A critic, Marisa Ann, writes:

“It’s waste of time to argue [with you]. The logic [you] use is wanting at best and ridiculous at worst. If we apply [your] logic for denying the number of deaths from Covid-19 to, say diabetes, then literally no one dies from diabetes. [You] obviously do not understand medical science and determining cause of death. Every single person on the planet does and will die from cardiac arrest. That is a fact, and how we tell when someone is in fact dead. What matters is what caused the cardiac arrest (not heart attack, but heart ceasing to beat) when determining the cause of death. When the lungs fail to function, as the way it often does with Wuhan, the heart does stop functioning. Heart and lungs are closely tied together.

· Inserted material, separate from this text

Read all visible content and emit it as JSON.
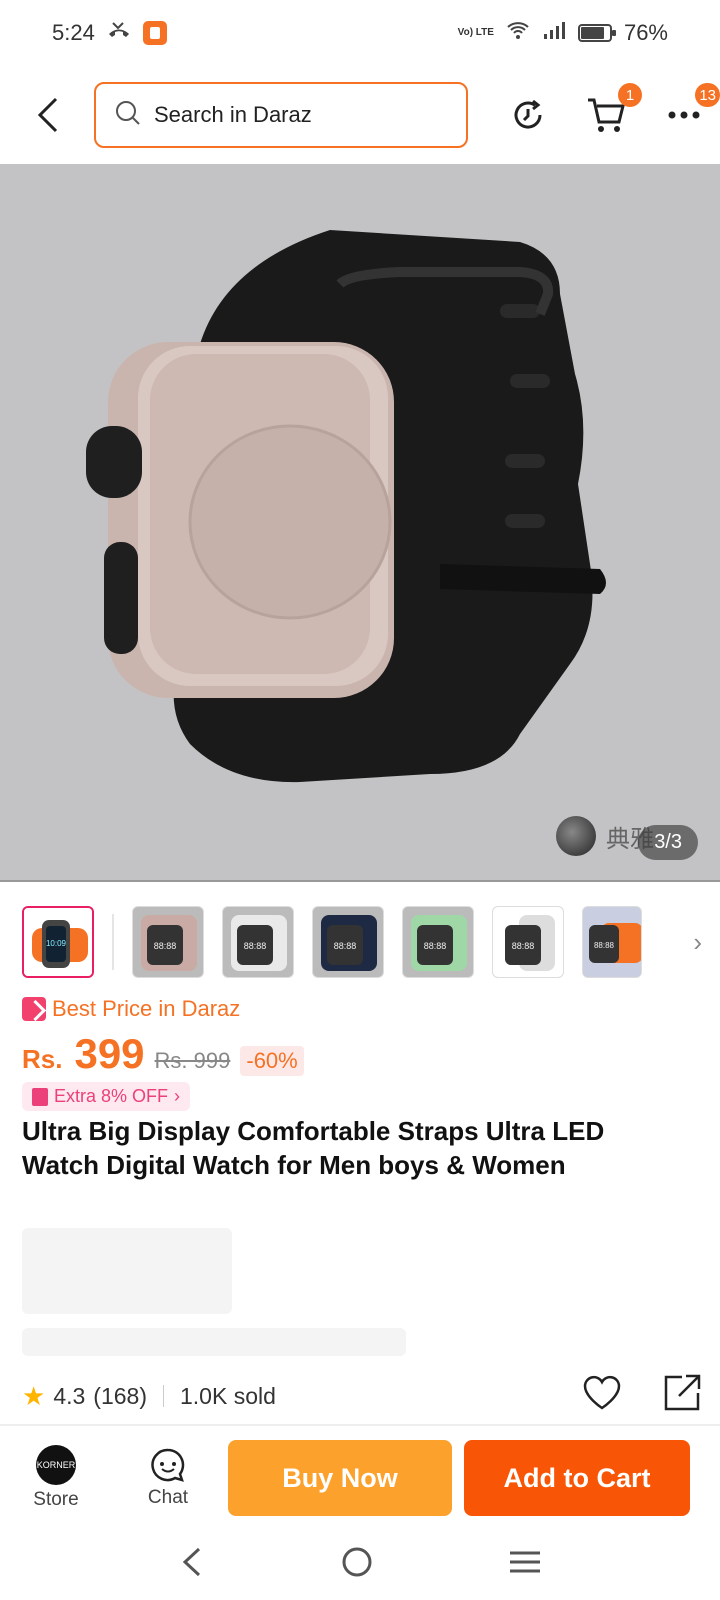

So are all the vital organs, hence being vital. Someone who died during Covid-19 infection, because they had a heart attack or kidney failure or sepsis, is being scoffed at having been counted as a statistic of that virus is ridiculous, dangerous, and outright ignorant of basic function of the human body.”

I reply:

Marisa Ann, let’s say we adopt your methodology. Questions:

Why has there been a dramatic drop in all of the other causes of death nationwide since we started classifying them as Wuhan deaths and not the comorbidites?

Are we to believe no one dies from those causes any more?

And as the Wuhan peters out over the next month, will people suddenly start dying from those causes again?

The year to year comparisons would give us context, agreed?